I'm pretty sure this should be solved at the DMA API level, just want to confirm.
I have sent you the tracepoints long time ago. Also my analysis of the problem (BTW, I don't think the tracepoints helped much). It's basically a logic problem in function dwc3_gadget_ep_reclaim_trb_sg().
AFAICT, this is caused by DMA API merging pages together when map an sglist for DMA. While doing that, it does *not* move the SG_END flag which sg_is_last() checks.
I consider that an overlook on the DMA API, wouldn't you? Why should DMA API users care if pages were merged or not while mapping the sglist? We have for_each_sg() and sg_is_last() for a reason.
From an initial look, I agree this is pretty confusing. dma_map_sg() can coalesce entries in the sg list, modifying the sg entires themselves, however, in doing so it doesn't modify the number of entries in the sglist (nor the end state bit). That's pretty subtle!
My initial naive attempt to fix the dma-iommu path to set the end bit at the tail of __finalize_sg() which does the sg entry modifications, only caused trouble elsewhere, as there's plenty of logic that expects the number of entries to not change, so having sg_next() return NULL before that point results in lots of null pointer traversals.
Further, looking at the history, while apparently quirky, this has been the documented behavior in DMA-API.txt for over almost 14 years (at least). It clearly states that that dma_map_api can return fewer mapped entries then sg entries, and one should loop only that many times (for_each_sg() having a max number of entries to iterate over seems specifically for this purpose). Additionally, it says one must preserve the original number of entries (not # mapped entries) for dma_unmap_sg().
So I'm not sure that sg_is_last() is really valid for iterating on mapped sg lists.
Should it be? Probably (at least with my unfamiliar eyes), but sg_is_last() has been around for almost as long coexisting with this behavioral quirk, so I'm also not sure this is the best hill for the dwc3 driver to die on. :)

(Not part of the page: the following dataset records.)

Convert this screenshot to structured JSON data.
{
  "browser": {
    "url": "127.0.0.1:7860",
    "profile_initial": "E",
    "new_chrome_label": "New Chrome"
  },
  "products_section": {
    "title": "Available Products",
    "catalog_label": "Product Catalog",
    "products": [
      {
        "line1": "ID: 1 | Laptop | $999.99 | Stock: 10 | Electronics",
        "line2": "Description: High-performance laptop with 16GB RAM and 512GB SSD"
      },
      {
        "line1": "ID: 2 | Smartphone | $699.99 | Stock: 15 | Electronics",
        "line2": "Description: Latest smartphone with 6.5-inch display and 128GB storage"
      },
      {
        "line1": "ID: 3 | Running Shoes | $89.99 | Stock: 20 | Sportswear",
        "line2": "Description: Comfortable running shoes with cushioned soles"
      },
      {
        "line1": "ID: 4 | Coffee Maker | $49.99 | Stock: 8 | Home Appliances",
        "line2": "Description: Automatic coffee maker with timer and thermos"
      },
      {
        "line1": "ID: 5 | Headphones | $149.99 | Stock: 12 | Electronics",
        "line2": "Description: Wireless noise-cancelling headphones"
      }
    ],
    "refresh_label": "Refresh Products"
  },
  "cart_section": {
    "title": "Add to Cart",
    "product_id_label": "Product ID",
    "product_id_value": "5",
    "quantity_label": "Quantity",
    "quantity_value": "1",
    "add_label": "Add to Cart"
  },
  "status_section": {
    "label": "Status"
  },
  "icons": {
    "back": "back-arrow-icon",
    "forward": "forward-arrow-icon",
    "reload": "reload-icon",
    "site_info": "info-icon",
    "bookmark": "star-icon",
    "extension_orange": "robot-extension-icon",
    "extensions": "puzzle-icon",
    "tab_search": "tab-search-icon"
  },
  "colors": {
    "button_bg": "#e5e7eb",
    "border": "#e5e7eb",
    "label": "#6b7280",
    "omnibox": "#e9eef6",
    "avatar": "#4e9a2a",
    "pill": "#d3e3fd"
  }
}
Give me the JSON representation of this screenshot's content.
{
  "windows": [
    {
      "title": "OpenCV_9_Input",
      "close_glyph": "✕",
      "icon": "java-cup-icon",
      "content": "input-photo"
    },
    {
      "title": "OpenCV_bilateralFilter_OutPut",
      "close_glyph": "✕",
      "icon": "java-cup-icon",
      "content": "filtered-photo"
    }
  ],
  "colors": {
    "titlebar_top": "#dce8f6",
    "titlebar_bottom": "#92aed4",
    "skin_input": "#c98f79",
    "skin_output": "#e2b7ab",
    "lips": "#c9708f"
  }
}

The fix here: https://lore.kernel.org/lkml/20200122222645.38805-3-john.stultz@linaro.org/ Or maybe the slightly cleaner varient here: https://git.linaro.org/people/john.stultz/android-dev.git/commit/?h=dev/db84...
in that case, we don't need to use sg_is_last() at all, since i will always encode the last entry in the list.
seems like it would correctly address things following the documentation and avoid the failures we're seeing.
As to if dma_map_sg() should fixup the state bits or properly shrink the sg list when it coalesces entries, that seems like it would be a much more intrusive change across quite a bit of the kernel that was written to follow the documented method. So my confidence that such a change would make it upstream in a reasonable amount of time isn't very high, and it seems like a bad idea to block the driver from working properly in the meantime.
Pulling in Christoph and Jens as I suspect they have more context on this, and maybe can explain thats its not so quirky with the right perspective?
Thoughts? Maybe there is an easier way to make it less quirky then what I imagine?
it just seems very counter-intuitive to me that DMA api can coalesce entries but they're actually still there and drivers have to cope with this behavior.